All of which brings us neatly to our first stab at The Right Spec. Horsepower is an intoxicating drug, one generally taken in large and sometimes frightening doses by gearheads around the planet. When the almighty Hellcat variants started popping out of Detroit, there was plenty of ink spilled about them and the novelty of buying a 700+ horsepower machine with a factory warranty right off the showroom floor. These are glorious times.
But $59,570 (the base sticker price of a 2021 Challenger SRT Hellcat) is a lot of money, to say nothing of the $80,170 being charged for the psychotic Challenger Super Stock. Surely there’s a better spec – the right spec – somewhere in the mix?
We’ll direct your attention to the $40,645 R/T Scat Pack. While the supercharged 6.2L Hellcat engine gets all the press, the 392 Hemi V8 makes all the right sounds and cranks out a not-inconsiderable 485 horsepower. It’s paired as standard with a 6-speed manual transmission, which is an option one should select with great haste. Lest you think I’m blindly advocating to save the manuals, this is the same transmission equipped in my own V8 Challenger lurking in the garage.

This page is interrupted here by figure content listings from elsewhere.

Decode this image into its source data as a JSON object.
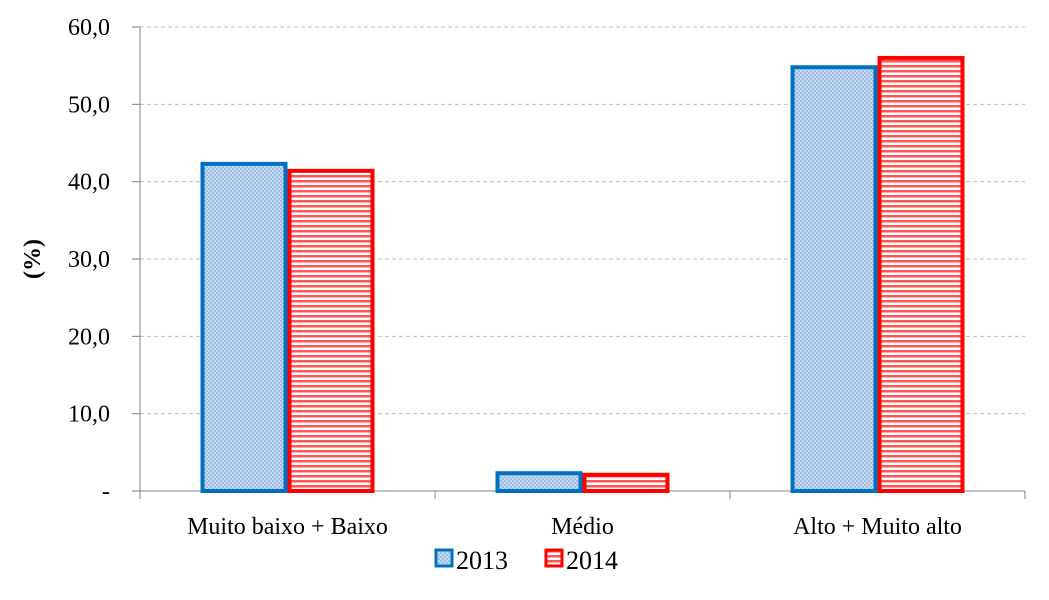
{
  "chart_data": {
    "type": "bar",
    "title": "",
    "xlabel": "",
    "ylabel": "(%)",
    "ylim": [
      0,
      60
    ],
    "yticks": [
      0,
      10,
      20,
      30,
      40,
      50,
      60
    ],
    "ytick_labels": [
      "-",
      "10,0",
      "20,0",
      "30,0",
      "40,0",
      "50,0",
      "60,0"
    ],
    "grid": "horizontal dashed",
    "legend_placement": "bottom-center",
    "categories": [
      "Muito baixo + Baixo",
      "Médio",
      "Alto + Muito alto"
    ],
    "series": [
      {
        "name": "2013",
        "values": [
          42.3,
          2.3,
          54.8
        ],
        "color": "#0070c0",
        "fill": "#c5d9f1",
        "pattern": "dots"
      },
      {
        "name": "2014",
        "values": [
          41.4,
          2.1,
          56.0
        ],
        "color": "#ff0000",
        "fill": "#ffffff",
        "pattern": "horizontal-lines"
      }
    ]
  }
}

Dodge is one of the few manufacturers on this planet with the stones to offer interesting paint choices, and it chooses to name them accordingly. As a bonus, none of them are extra-charge items on the R/T Scat. Your author will select the TorRed shown here because he is an irritating extrovert, though even muted tones have awesome names like Smoke Show and White Knuckle.
The $2,595 Shaker package is a tasty option, permitting the 392 to push a snorkel through Challenger’s hood like a rising submarine. There’s always an argument amongst Mopar types as to whether this feature actually improves performance but there’s no denying its cool factor – especially when paired with a manual transmission. Watching the scoop twitch with throttle inputs and gear changes is a visual treat that never gets old.
Skip items like navigation, extra stereo speakers, and upgraded seats on a Challenger. In terms of the latter, Dodge installs Barcaloungers no matter what upholstery you select, meaning it’s just as well to stick with the base houndstooth. The so-called Technology Group is a similar waste of money on a manual-equipped car, though the $1,295 Driver Convenience Group is worth it for the blind spot monitoring since over-the-shoulder visibility is equal to that of a tank.
Even without any of those options, the R/T Scat Pack represents a car priced at about 2/3rds of a Hellcat but providing way more than 2/3rds of the fun. We’re calling it The Right Spec. What’s your take?
Please note the prices listed here are in American dollars and currently accurate for base prices exclusive of any fees, taxes, or rebates. Your dealer may (and should) sell for less. Keep your foot down, bone up on available rebates, and bargain hard.